Process optimization for improving anti-oxidation performance of silver-coated copper powders by response surface methodology and artificial neural network
Hongbin Yin, Shiwei Fan, Kun Peng, Li Xiao, Zizhen Wang, Yuxin Chen, Ming Zhou
Abstract
• An innovative co-optimization strategy integrating Response surface methodology and Artificial neural networks is proposed. • The effects of interactions between ascorbic acid content, pH, and feeding rate on the anti-oxidation performance of silver-coated copper powders were studied, and the optimal combination was determined. • The co-optimization strategy reduces the number of experiments required while enhancing prediction accuracy. • The oxidation weight gain of silver-coated copper powders was significantly reduced by 60%, with a prediction error of 2.46%. The use of silver-coated copper powders (SCCPs) is a promising approach to reduce costs in the photovoltaic industry. However, the anti-oxidation performance of SCCPs directly determines their reliability in practical applications.
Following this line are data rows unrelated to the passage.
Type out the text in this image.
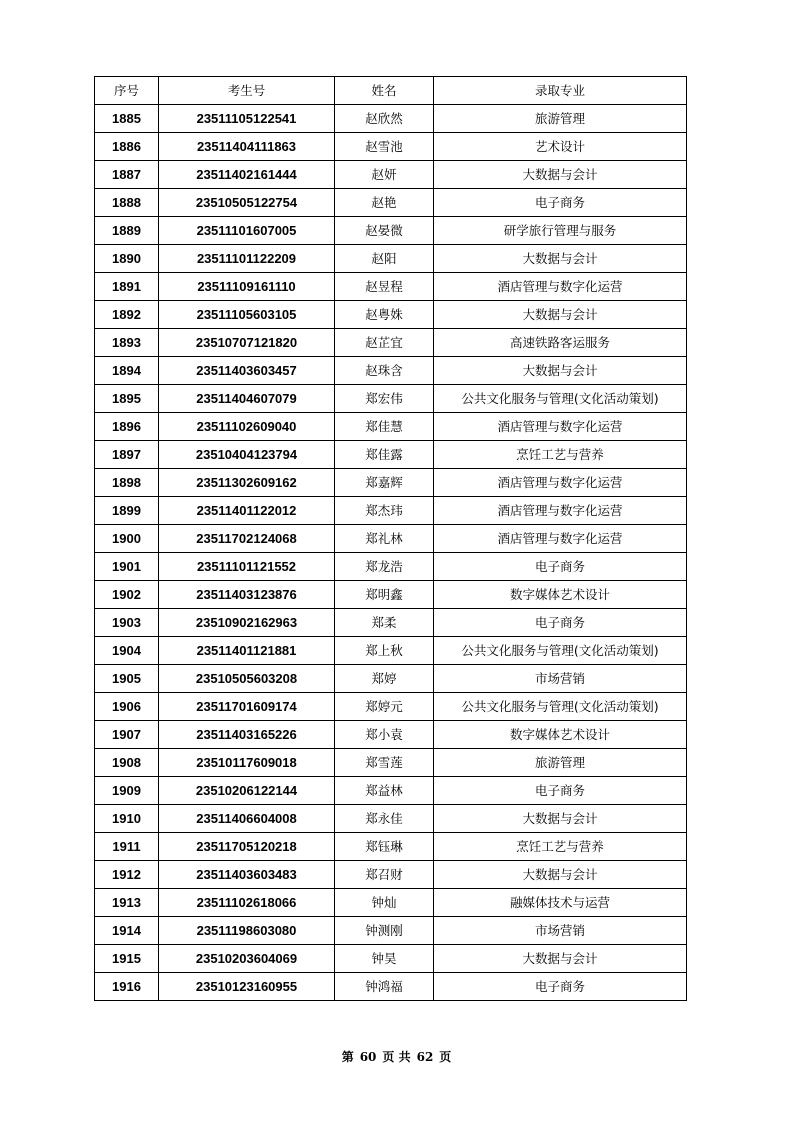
序号	考生号	姓名	录取专业
1885	23511105122541	赵欣然	旅游管理
1886	23511404111863	赵雪池	艺术设计
1887	23511402161444	赵妍	大数据与会计
1888	23510505122754	赵艳	电子商务
1889	23511101607005	赵晏微	研学旅行管理与服务
1890	23511101122209	赵阳	大数据与会计
1891	23511109161110	赵昱程	酒店管理与数字化运营
1892	23511105603105	赵粤姝	大数据与会计
1893	23510707121820	赵芷宜	高速铁路客运服务
1894	23511403603457	赵珠含	大数据与会计
1895	23511404607079	郑宏伟	公共文化服务与管理(文化活动策划)
1896	23511102609040	郑佳慧	酒店管理与数字化运营
1897	23510404123794	郑佳露	烹饪工艺与营养
1898	23511302609162	郑嘉辉	酒店管理与数字化运营
1899	23511401122012	郑杰玮	酒店管理与数字化运营
1900	23511702124068	郑礼林	酒店管理与数字化运营
1901	23511101121552	郑龙浩	电子商务
1902	23511403123876	郑明鑫	数字媒体艺术设计
1903	23510902162963	郑柔	电子商务
1904	23511401121881	郑上秋	公共文化服务与管理(文化活动策划)
1905	23510505603208	郑婷	市场营销
1906	23511701609174	郑婷元	公共文化服务与管理(文化活动策划)
1907	23511403165226	郑小袁	数字媒体艺术设计
1908	23510117609018	郑雪莲	旅游管理
1909	23510206122144	郑益林	电子商务
1910	23511406604008	郑永佳	大数据与会计
1911	23511705120218	郑钰琳	烹饪工艺与营养
1912	23511403603483	郑召财	大数据与会计
1913	23511102618066	钟灿	融媒体技术与运营
1914	23511198603080	钟测刚	市场营销
1915	23510203604069	钟昊	大数据与会计
1916	23510123160955	钟鸿福	电子商务
第 60 页 共 62 页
This study aims to design an efficient approach for optimizing process parameters to enhance anti-oxidation performance of SCCPs. An innovative co-optimization strategy integrating response surface methodology (RSM) and artificial neural network (ANN) is proposed to optimize process parameters. The effects of interactions between process parameters on the anti-oxidation performance of SCCPs were investigated using RSM. The optimal parameter combination (ascorbic acid concentration: 0.05 mol/L, pH: 7, and feeding rate: 15 mL/min) was determined, and the results were predicted using ANN. The strategy achieves superior optimization efficiency and predictive accuracy compared to individual methods by reducing experimental requirements, lowering error functions, and enhancing fitting precision. Experimental results demonstrated that the co-optimization strategy reduced the oxidation weight gain of SCCPs by 60 % under dynamic heating conditions in an atmospheric environment, with a prediction error of 2.45 %. The co-optimization strategy successfully enhanced both the antioxidant properties and powder quality of SCCPs. This work offers an innovative design approach for enhancing the properties of silver-coated copper powders.